To compare these developers, I shot a roll of film in harsh sunlight. I used less exposure than I normally would have, since I wanted to evaluate shadow speed. I developed pieces of the film in all the developers I have using all the times I usually use. I wanted to see how the contrast varied so that I could fine-tune my development time for each developer, plus I wanted to compare the graininess, since I had noticed HC110 was grainier than D23. After developing them in a 20C water bath with 3 inversions per minute, I printed them using the same enlarger times using a grade 2 filter. I found that the D23 was much slower than the other two, so I printed an additional frame for less time so that I could fairly compare the tonality and grain.

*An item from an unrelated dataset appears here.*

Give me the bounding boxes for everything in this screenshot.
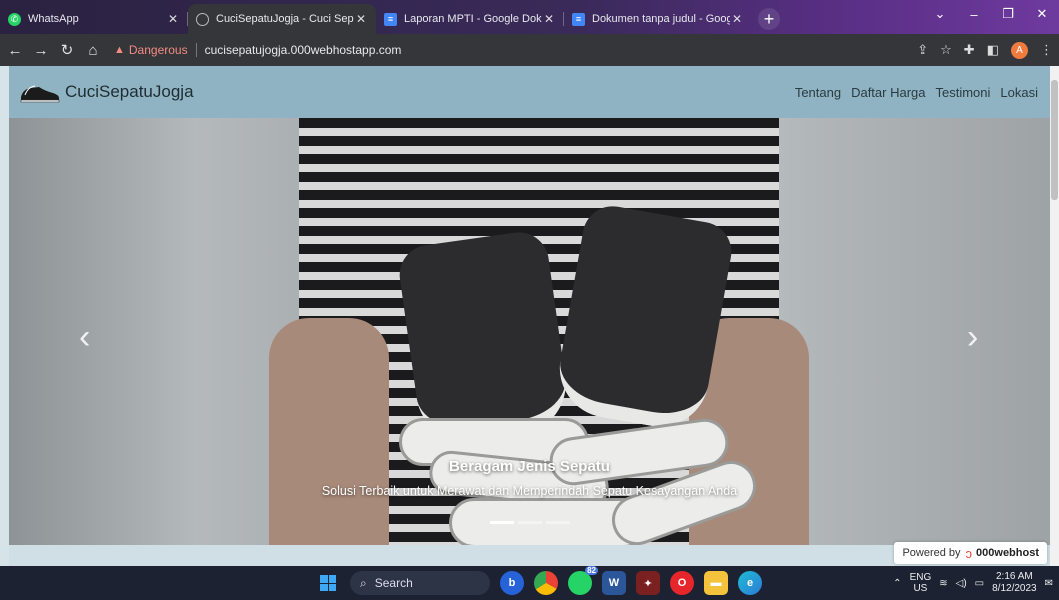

I scanned all the prints side-by-side using my basic scanner software and no processing, at 800DPI to capture the grain. Click for the monstrous full-size version.
Exposure: Texas sunlight, 1/500 at f/11.
Developers left to right:Rodinal 50:1 9min, HC110 50:1 9 min, D23 8 min, D23 8 min
Printing times L-R: 20s, 20s, 20s, 10s
First of all, Rodinal is the most grainy, clearly, but it's worth noting that the image area shown is less than a 110 frame. It represents about a 2x3 inch piece of an 11x14 print. HC110 was similar in graininess to the Rodinal, and D23 was much less grainy than either. However, the D23 was much slower. The difference looking at the negatives was subtle, the different looking at the 35mm contact prints was noticeable, and the difference when printing them at the same time was obvious. I really didn't know I was losing so much speed with D23, and it's making me wonder if I mixed it up right. I do like that it has very low graininess, yet retains detail well. I don't really see a loss of resolution with the D23 due to the solvent action, if anything it seems a bit better than the 'normal' developers. But I'll have to remember that since D23 is rather soft-working, in any underexposure scenario, I'd better reach for a different developer.